If you have a technique that works for you, that's fine. This has always worked for us so I'll pass it along. One thing that is different with this technique is the eggs are always added to boiling water, never cold water:
• BRING POT OF WATER TO BOIL FIRST
• TAKE EGGS DIRECTLY FROM REFRIGERATOR
• PLACE EGGS IN POT WITH LARGE SPOON/LADLE
• BOIL FOR 13 MINUTES EXACTLY
• REMOVE FROM HEAT AND RUN COLD WATER OVER EGGS FOR ABOUT A MINUTE.
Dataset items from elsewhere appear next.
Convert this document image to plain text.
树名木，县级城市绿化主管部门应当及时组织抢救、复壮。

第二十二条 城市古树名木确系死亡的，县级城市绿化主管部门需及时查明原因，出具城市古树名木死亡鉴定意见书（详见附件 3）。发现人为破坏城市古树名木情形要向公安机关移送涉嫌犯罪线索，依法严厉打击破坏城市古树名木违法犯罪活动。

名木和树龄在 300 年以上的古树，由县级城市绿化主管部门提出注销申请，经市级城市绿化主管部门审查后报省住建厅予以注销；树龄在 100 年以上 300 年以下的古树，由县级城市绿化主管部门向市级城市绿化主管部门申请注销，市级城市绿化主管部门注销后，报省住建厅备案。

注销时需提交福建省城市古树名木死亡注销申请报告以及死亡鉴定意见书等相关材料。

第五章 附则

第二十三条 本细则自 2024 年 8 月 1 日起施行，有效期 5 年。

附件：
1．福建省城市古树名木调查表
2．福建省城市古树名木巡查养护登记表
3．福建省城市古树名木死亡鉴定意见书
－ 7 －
• NEXT COOL DOWN EGGS WITH ICE AND LET COOL FOR 15 MINUTES
• PEEL EGGS IMMEDIATELY, VERY IMPORTANT.
Yuck.
This is the method that my Mom used when I was growing up.
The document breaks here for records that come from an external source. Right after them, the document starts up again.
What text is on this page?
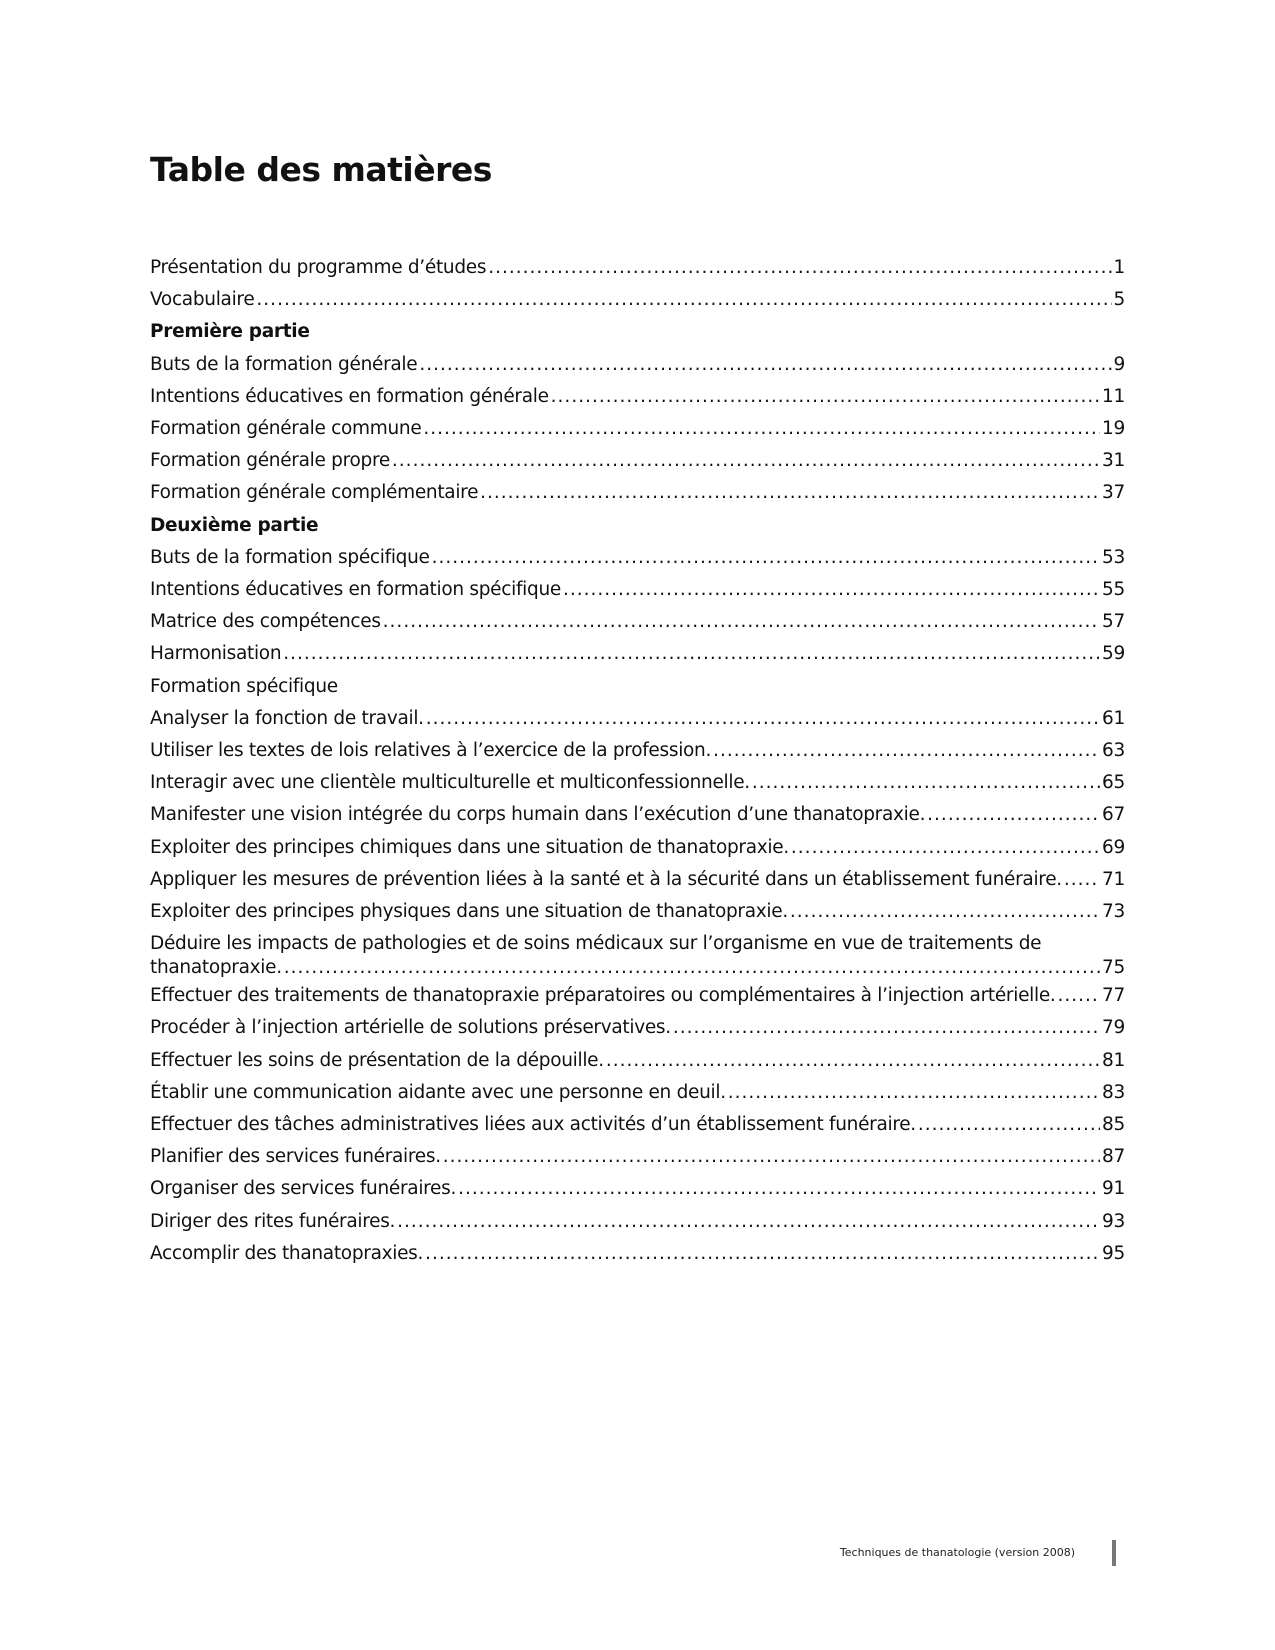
Table des matières
Présentation du programme d’études .....	1
Vocabulaire .....	5
Première partie
Buts de la formation générale .....	9
Intentions éducatives en formation générale .....	11
Formation générale commune .....	19
Formation générale propre .....	31
Formation générale complémentaire .....	37
Deuxième partie
Buts de la formation spécifique .....	53
Intentions éducatives en formation spécifique .....	55
Matrice des compétences .....	57
Harmonisation .....	59
Formation spécifique
Analyser la fonction de travail. .....	61
Utiliser les textes de lois relatives à l’exercice de la profession. .....	63
Interagir avec une clientèle multiculturelle et multiconfessionnelle. .....	65
Manifester une vision intégrée du corps humain dans l’exécution d’une thanatopraxie. .....	67
Exploiter des principes chimiques dans une situation de thanatopraxie. .....	69
Appliquer les mesures de prévention liées à la santé et à la sécurité dans un établissement funéraire. ..... 71
Exploiter des principes physiques dans une situation de thanatopraxie. .....	73
Déduire les impacts de pathologies et de soins médicaux sur l’organisme en vue de traitements de
thanatopraxie. .....	75
Effectuer des traitements de thanatopraxie préparatoires ou complémentaires à l’injection artérielle. .....	77
Procéder à l’injection artérielle de solutions préservatives. .....	79
Effectuer les soins de présentation de la dépouille. .....	81
Établir une communication aidante avec une personne en deuil. .....	83
Effectuer des tâches administratives liées aux activités d’un établissement funéraire. .....	85
Planifier des services funéraires. .....	87
Organiser des services funéraires. .....	91
Diriger des rites funéraires. .....	93
Accomplir des thanatopraxies. .....	95
Techniques de thanatologie (version 2008)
It makes THE WORST TASTING OVER COOKED DRY EGG YOLKS YOU CAN GET. It also creates a greenish black color layer on the yolk surface between the yolk and white. Over all the eggs have a "sulfur" taste and smell.
Growing up, I HATED anything to do with hard boiled eggs, no amount of "deviling" mixture could hide that sulfur smell and taste.
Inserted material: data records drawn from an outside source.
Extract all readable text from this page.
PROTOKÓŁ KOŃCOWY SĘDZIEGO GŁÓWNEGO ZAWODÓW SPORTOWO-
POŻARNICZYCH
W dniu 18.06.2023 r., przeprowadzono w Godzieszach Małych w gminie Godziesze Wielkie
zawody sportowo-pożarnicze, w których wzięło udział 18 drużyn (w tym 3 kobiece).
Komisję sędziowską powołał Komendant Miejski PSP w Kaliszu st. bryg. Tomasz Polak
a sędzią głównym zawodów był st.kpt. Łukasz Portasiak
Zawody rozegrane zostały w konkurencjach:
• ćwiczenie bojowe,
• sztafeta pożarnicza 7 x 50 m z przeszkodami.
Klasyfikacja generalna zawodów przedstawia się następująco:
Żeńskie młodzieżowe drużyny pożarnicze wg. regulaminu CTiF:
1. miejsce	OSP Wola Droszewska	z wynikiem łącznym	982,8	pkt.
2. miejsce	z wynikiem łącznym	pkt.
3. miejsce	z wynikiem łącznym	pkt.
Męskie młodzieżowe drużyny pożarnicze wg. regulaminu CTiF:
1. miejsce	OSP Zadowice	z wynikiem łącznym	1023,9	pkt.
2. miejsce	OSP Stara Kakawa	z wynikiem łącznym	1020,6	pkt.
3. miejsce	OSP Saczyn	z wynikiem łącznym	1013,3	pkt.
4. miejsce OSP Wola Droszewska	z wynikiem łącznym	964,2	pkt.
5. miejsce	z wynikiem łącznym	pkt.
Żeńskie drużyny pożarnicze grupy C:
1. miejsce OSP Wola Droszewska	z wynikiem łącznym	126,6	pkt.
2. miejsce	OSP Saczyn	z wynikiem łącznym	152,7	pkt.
It wasn't until a tried a method that I saw on a Rachel Ray show that I finally enjoyed hardboiled eggs, the yolk is cooked to perfection, is not dry and zero greenish black color on the yolk and best of all zero sulfur smell or taste..
Rachel Ray hard boiled egg method
" Follow these steps and you will have fool proof, easy to peel hard boiled eggs every time:
1) Place eggs in a saucepan and cover with cold water by about an inch.
2) Bring water just to a boil, then cover pan and remove from the heat.
3) Let eggs sit in covered pan of water for ten minutes, then drain and rinse in cool water until eggs are cool to the touch.
4) Peel under cold water.
5) Enjoy!"
If they had green yokes she was overcooking the eggs and doing something very different. Especially if they were dry and had a sulfur taste, she was not doing it the way I do it, guaranteed. Green yokes are a big no-no in our house.
My method produces bright yellow yokes every time, 100% percent of the time, and the shells slide right off 2-3 big pieces. The eggs are never overcooked.
My way is not the only way; if you have a method that works for you stick with it.